サンプル:16『離陸』@早稲田小劇場どらま館

2015年新カンパニーを結成し創作活動を再開した伊藤キムを俳優として迎え、
2013年『永い遠足』ではデジタル生命体という役柄を演じ、サンプルの異世界を体現した稲継美保、
映像、舞台で俳優としての活動の幅を広げ、今回サンプルの作品には初の出演となる松井周を加え、
新たに三人芝居を創作します。


〈あらすじ〉
兄夫婦と弟は同じ家に住んでいる。
妻への不信感から兄は弟に「妻と二人きりで一泊してきてほしい」と願い出る。
そして、その間に起きたことを逐一報告するようにと。
夏目漱石の『行人』のシチュエーションを借りて、変化していく三角関係の行き着く果てを描く。


作・演出:松井周
出演:伊藤キム(GERO) 稲継美保 松井周


鳥取公演》鳥の演劇祭8 参加 2015年9月26日[土]-27日[日]
《東京公演》2015年10月8日[木]-18日[日]  早稲田小劇場どらま館

実に濃密な演劇体験だった。小屋が狭いので、舞台上と客席との一体感がすごいんだよな。伊藤キムと稲継美保は初めて見たが、伊藤キムは存在感が強烈だし、稲継美保もよかった。
ある場面から出て行く役者は普通は裏に引っ込む訳だが、この芝居では狂言みたいに舞台の端っこにじっと立っていて、私はそこにはいない体をとっている。その時の伊藤キムの立ち方がなんかちょっと違うんだよな。気配は消しつつ何かを出しているような。芝居は進行していても、つい立っている伊藤キムを見てしまっていた。
細長いテーブルと椅子が2脚だけの簡素の舞台装置だが、この長いテーブルが穴が開いていたり、色々な小道具が仕込んであったりして、なかなか油断できない。
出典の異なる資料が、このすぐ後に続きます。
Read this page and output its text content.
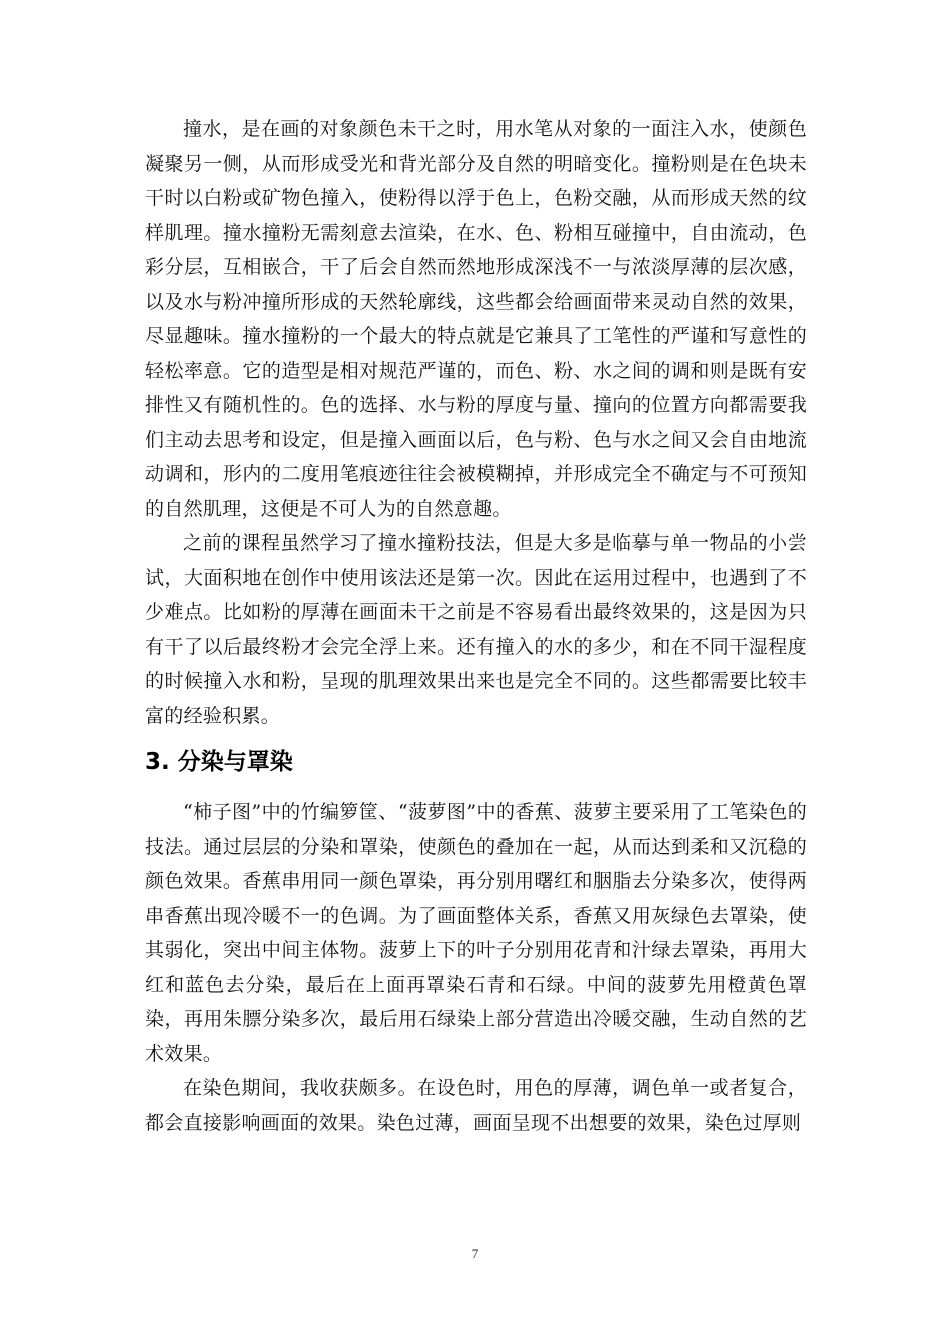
撞水，是在画的对象颜色未干之时，用水笔从对象的一面注入水，使颜色凝聚另一侧，从而形成受光和背光部分及自然的明暗变化。撞粉则是在色块未干时以白粉或矿物色撞入，使粉得以浮于色上，色粉交融，从而形成天然的纹样肌理。撞水撞粉无需刻意去渲染，在水、色、粉相互碰撞中，自由流动，色彩分层，互相嵌合，干了后会自然而然地形成深浅不一与浓淡厚薄的层次感，以及水与粉冲撞所形成的天然轮廓线，这些都会给画面带来灵动自然的效果，尽显趣味。撞水撞粉的一个最大的特点就是它兼具了工笔性的严谨和写意性的轻松率意。它的造型是相对规范严谨的，而色、粉、水之间的调和则是既有安排性又有随机性的。色的选择、水与粉的厚度与量、撞向的位置方向都需要我们主动去思考和设定，但是撞入画面以后，色与粉、色与水之间又会自由地流动调和，形内的二度用笔痕迹往往会被模糊掉，并形成完全不确定与不可预知的自然肌理，这便是不可人为的自然意趣。

之前的课程虽然学习了撞水撞粉技法，但是大多是临摹与单一物品的小尝试，大面积地在创作中使用该法还是第一次。因此在运用过程中，也遇到了不少难点。比如粉的厚薄在画面未干之前是不容易看出最终效果的，这是因为只有干了以后最终粉才会完全浮上来。还有撞入的水的多少，和在不同干湿程度的时候撞入水和粉，呈现的肌理效果出来也是完全不同的。这些都需要比较丰富的经验积累。

3. 分染与罩染

“柿子图”中的竹编箩筐、“菠萝图”中的香蕉、菠萝主要采用了工笔染色的技法。通过层层的分染和罩染，使颜色的叠加在一起，从而达到柔和又沉稳的颜色效果。香蕉串用同一颜色罩染，再分别用曙红和胭脂去分染多次，使得两串香蕉出现冷暖不一的色调。为了画面整体关系，香蕉又用灰绿色去罩染，使其弱化，突出中间主体物。菠萝上下的叶子分别用花青和汁绿去罩染，再用大红和蓝色去分染，最后在上面再罩染石青和石绿。中间的菠萝先用橙黄色罩染，再用朱膘分染多次，最后用石绿染上部分营造出冷暖交融，生动自然的艺术效果。

在染色期间，我收获颇多。在设色时，用色的厚薄，调色单一或者复合，都会直接影响画面的效果。染色过薄，画面呈现不出想要的效果，染色过厚则

7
この穴を使って、文字通り役者たちが絡んでいた。
松井周の本家サンプルでの作・演出・出演だが、私にとっての初サンプルが、劇団員が出ていない芝居だったので、サンプルらしいのかどうなのかはよく分からない。ただ、松井周の「変態性」は窺い知れた。
初めて行ったけど、早稲田小劇場どらま館は狭いね。アゴラよりも狭い。そして全てベンチシートなので背もたれがない。これはなかなかきつかった。